Almost anything seems possible here because it is a meeting place of so many different ideas, cultures and styles. Starting with the setting - a weapons factory-turned- art hothouse - there is a gloriously chaotic mix in Dashanzi that I have never felt anywhere else. You can see it in the work on display - ranging from the pathos of Wu Jialin's incredible black and white photographs of Christians in the countryside, through the ingenious play on visual and historical perspective in Wang Pang's oil paintings of the big communist figures of history, to the absolute junk that some galleries are trying to sell off for thousands of dollars.

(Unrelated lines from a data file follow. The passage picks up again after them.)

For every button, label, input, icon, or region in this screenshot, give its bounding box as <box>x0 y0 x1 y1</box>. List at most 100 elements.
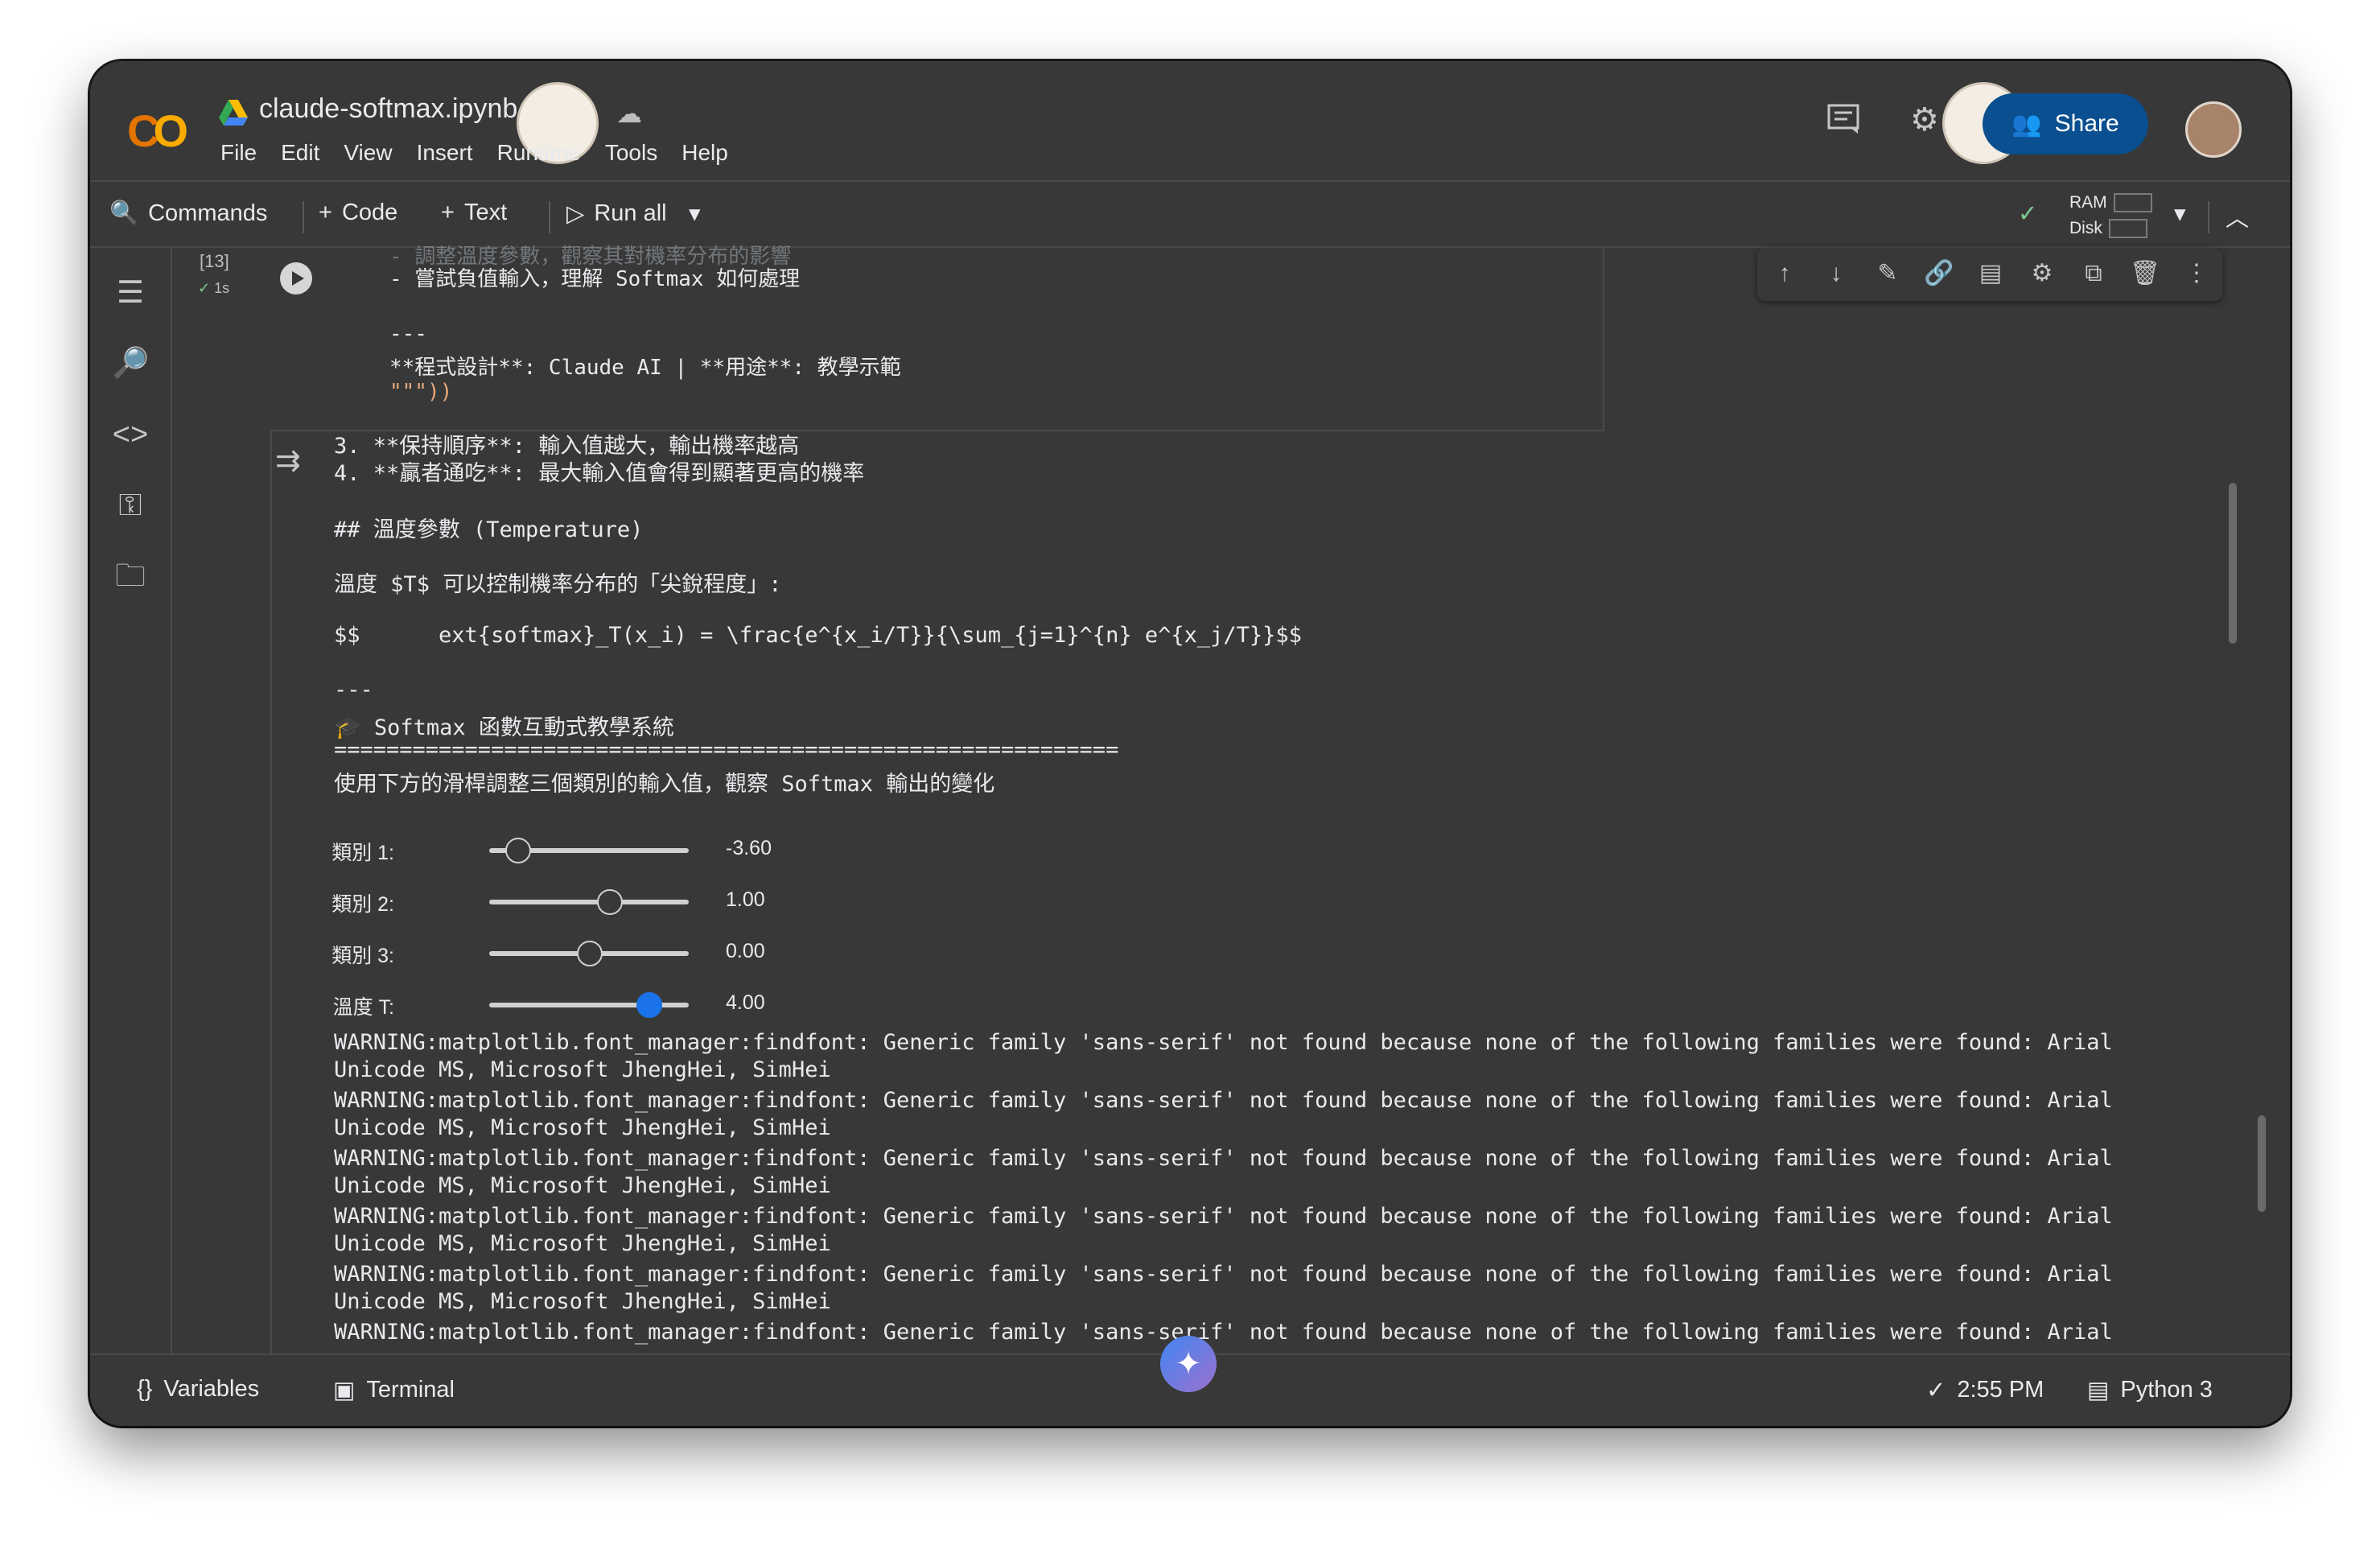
ram-bar <box>2113 193 2152 213</box>
add-code-button[interactable]: + Code <box>319 200 397 226</box>
slider-value: -3.60 <box>726 837 772 859</box>
notebook-filename[interactable]: claude-softmax.ipynb <box>259 93 517 125</box>
share-button[interactable]: 👥 Share <box>1983 93 2148 154</box>
menu-edit[interactable]: Edit <box>281 140 319 166</box>
code-line: """)) <box>389 380 453 404</box>
cloud-icon[interactable]: ☁ <box>616 98 642 129</box>
slider-class-2[interactable] <box>489 889 689 915</box>
toolbar-divider <box>549 201 550 233</box>
output-line: 使用下方的滑桿調整三個類別的輸入值，觀察 Softmax 輸出的變化 <box>334 772 995 797</box>
execution-time-label: 1s <box>214 280 230 296</box>
check-icon: ✓ <box>198 280 211 296</box>
code-snippets-icon[interactable]: <> <box>108 412 153 457</box>
run-all-button[interactable]: ▷ Run all <box>566 200 667 228</box>
link-icon[interactable]: 🔗 <box>1923 258 1955 290</box>
people-icon: 👥 <box>2011 110 2042 138</box>
slider-label: 類別 3: <box>331 945 394 967</box>
colab-logo[interactable]: CO <box>127 105 188 157</box>
terminal-button[interactable]: ▣ Terminal <box>333 1376 455 1404</box>
slider-knob[interactable] <box>577 941 603 966</box>
table-of-contents-icon[interactable]: ☰ <box>108 270 153 315</box>
secrets-key-icon[interactable]: ⚿ <box>108 483 153 528</box>
menu-tools[interactable]: Tools <box>605 140 657 166</box>
execution-time: ✓ 1s <box>198 280 229 297</box>
output-line: $$ ext{softmax}_T(x_i) = \frac{e^{x_i/T}… <box>334 623 1302 648</box>
code-line: **程式設計**: Claude AI | **用途**: 教學示範 <box>389 356 901 380</box>
files-folder-icon[interactable]: 🗀 <box>108 554 153 599</box>
colab-window: CO claude-softmax.ipynb ☆ ☁ File Edit Vi… <box>90 61 2290 1426</box>
header: CO claude-softmax.ipynb ☆ ☁ File Edit Vi… <box>90 61 2290 182</box>
resources-dropdown-icon[interactable]: ▾ <box>2174 200 2186 228</box>
notebook-scrollbar[interactable] <box>2258 1115 2266 1212</box>
warning-line: WARNING:matplotlib.font_manager:findfont… <box>334 1146 2113 1171</box>
gemini-sparkle-button[interactable]: ✦ <box>1160 1336 1217 1392</box>
move-down-icon[interactable]: ↓ <box>1820 258 1852 290</box>
plus-icon: + <box>441 200 455 225</box>
slider-label: 溫度 T: <box>332 996 394 1019</box>
slider-value: 4.00 <box>726 991 765 1014</box>
slider-label: 類別 2: <box>331 893 394 916</box>
delete-icon[interactable]: 🗑 <box>2129 258 2161 290</box>
output-line: 溫度 $T$ 可以控制機率分布的「尖銳程度」: <box>334 572 782 597</box>
add-text-button[interactable]: + Text <box>441 200 507 226</box>
warning-line: WARNING:matplotlib.font_manager:findfont… <box>334 1088 2113 1113</box>
add-text-label: Text <box>463 200 508 225</box>
mirror-cell-icon[interactable]: ⧉ <box>2077 258 2110 290</box>
warning-line: Unicode MS, Microsoft JhengHei, SimHei <box>334 1289 831 1314</box>
slider-knob[interactable] <box>504 838 531 863</box>
collapse-header-icon[interactable]: ︿ <box>2226 200 2249 233</box>
edit-magic-icon[interactable]: ✎ <box>1871 258 1904 290</box>
slider-class-1[interactable] <box>489 838 689 863</box>
slider-knob[interactable] <box>636 992 663 1018</box>
settings-gear-icon[interactable]: ⚙ <box>1910 101 1939 138</box>
menu-file[interactable]: File <box>220 140 257 166</box>
warning-line: Unicode MS, Microsoft JhengHei, SimHei <box>334 1231 831 1256</box>
output-scrollbar[interactable] <box>2229 483 2237 644</box>
variables-button[interactable]: {} Variables <box>137 1376 259 1403</box>
disk-bar <box>2108 219 2147 239</box>
toolbar-divider <box>2208 201 2209 233</box>
last-run-time: 2:55 PM <box>1957 1377 2044 1403</box>
warning-line: WARNING:matplotlib.font_manager:findfont… <box>334 1320 2113 1345</box>
slider-value: 1.00 <box>726 888 765 911</box>
terminal-label: Terminal <box>366 1377 455 1403</box>
move-up-icon[interactable]: ↑ <box>1769 258 1801 290</box>
menu-insert[interactable]: Insert <box>417 140 473 166</box>
resources-indicator[interactable]: RAM Disk <box>2069 190 2152 241</box>
slider-label: 類別 1: <box>331 842 394 864</box>
avatar[interactable] <box>2185 101 2242 158</box>
menu-view[interactable]: View <box>344 140 392 166</box>
share-label: Share <box>2054 110 2119 137</box>
slider-temperature[interactable] <box>489 992 689 1018</box>
menu-runtime[interactable]: Runtime <box>497 140 581 166</box>
last-run-status[interactable]: ✓ 2:55 PM <box>1926 1376 2044 1404</box>
toolbar-divider <box>303 201 304 233</box>
braces-icon: {} <box>137 1376 153 1402</box>
run-all-dropdown-icon[interactable]: ▾ <box>689 200 701 228</box>
commands-button[interactable]: 🔍 Commands <box>109 200 267 227</box>
more-options-icon[interactable]: ⋮ <box>2180 258 2213 290</box>
left-sidebar: ☰ 🔎 <> ⚿ 🗀 <box>90 248 172 1353</box>
warning-line: Unicode MS, Microsoft JhengHei, SimHei <box>334 1115 831 1140</box>
server-icon: ▤ <box>2087 1378 2110 1403</box>
connected-check-icon: ✓ <box>2018 201 2038 227</box>
search-icon: 🔍 <box>109 200 139 226</box>
comments-icon[interactable] <box>1826 103 1860 143</box>
output-line: --- <box>334 678 373 702</box>
plus-icon: + <box>319 200 332 225</box>
kernel-label: Python 3 <box>2120 1377 2213 1403</box>
output-line: ## 溫度參數 (Temperature) <box>334 517 644 542</box>
kernel-status[interactable]: ▤ Python 3 <box>2087 1376 2213 1404</box>
slider-class-3[interactable] <box>489 941 689 966</box>
slider-knob[interactable] <box>596 889 623 915</box>
play-icon: ▷ <box>566 201 585 227</box>
menu-help[interactable]: Help <box>681 140 728 166</box>
comment-icon[interactable]: ▤ <box>1974 258 2007 290</box>
disk-label: Disk <box>2069 219 2102 237</box>
settings-gear-icon[interactable]: ⚙ <box>2026 258 2058 290</box>
run-cell-button[interactable] <box>280 262 312 295</box>
terminal-icon: ▣ <box>333 1378 356 1403</box>
output-toggle-icon[interactable]: ⇉ <box>275 443 301 479</box>
output-line: 4. **贏者通吃**: 最大輸入值會得到顯著更高的機率 <box>334 461 865 486</box>
find-replace-icon[interactable]: 🔎 <box>108 341 153 386</box>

You can see it, too, in the interaction of famous artists and curators with the public, and in the international flavour of the festival, with its Brazillan drummers, Korean films and Chinese Dragon dancers in khaki camouflage rather than the traditional red and yellow. This is also one of the few places in China where anti-Japanese xenophobia is largely absent: one of the most highly praised exhibitions was the work by Nara Yoshimoto and Miran Fukuda in the Beijing Tokyo Art Project gallery.

Commercialism, bureaucracy and censorship were more evident in the mix this year and they may yet stifle the energy of this place (more on this later in the week). And of course, this avant-garde art district is anything but the norm in China; among the tens of thousands who attended today at least half were foreign, while the rest were an affluent and well-educated elite.

Yet, Dashanzi's embrace of chaos, possibility and change is entirely typical of the country as a whole. In more than two years in the country, it is one of the best reasons I have found to be hopeful about the future of China. I'll cast a more critical eye on the district in the week ahead, but today, at least, I left the festival with this belief intact.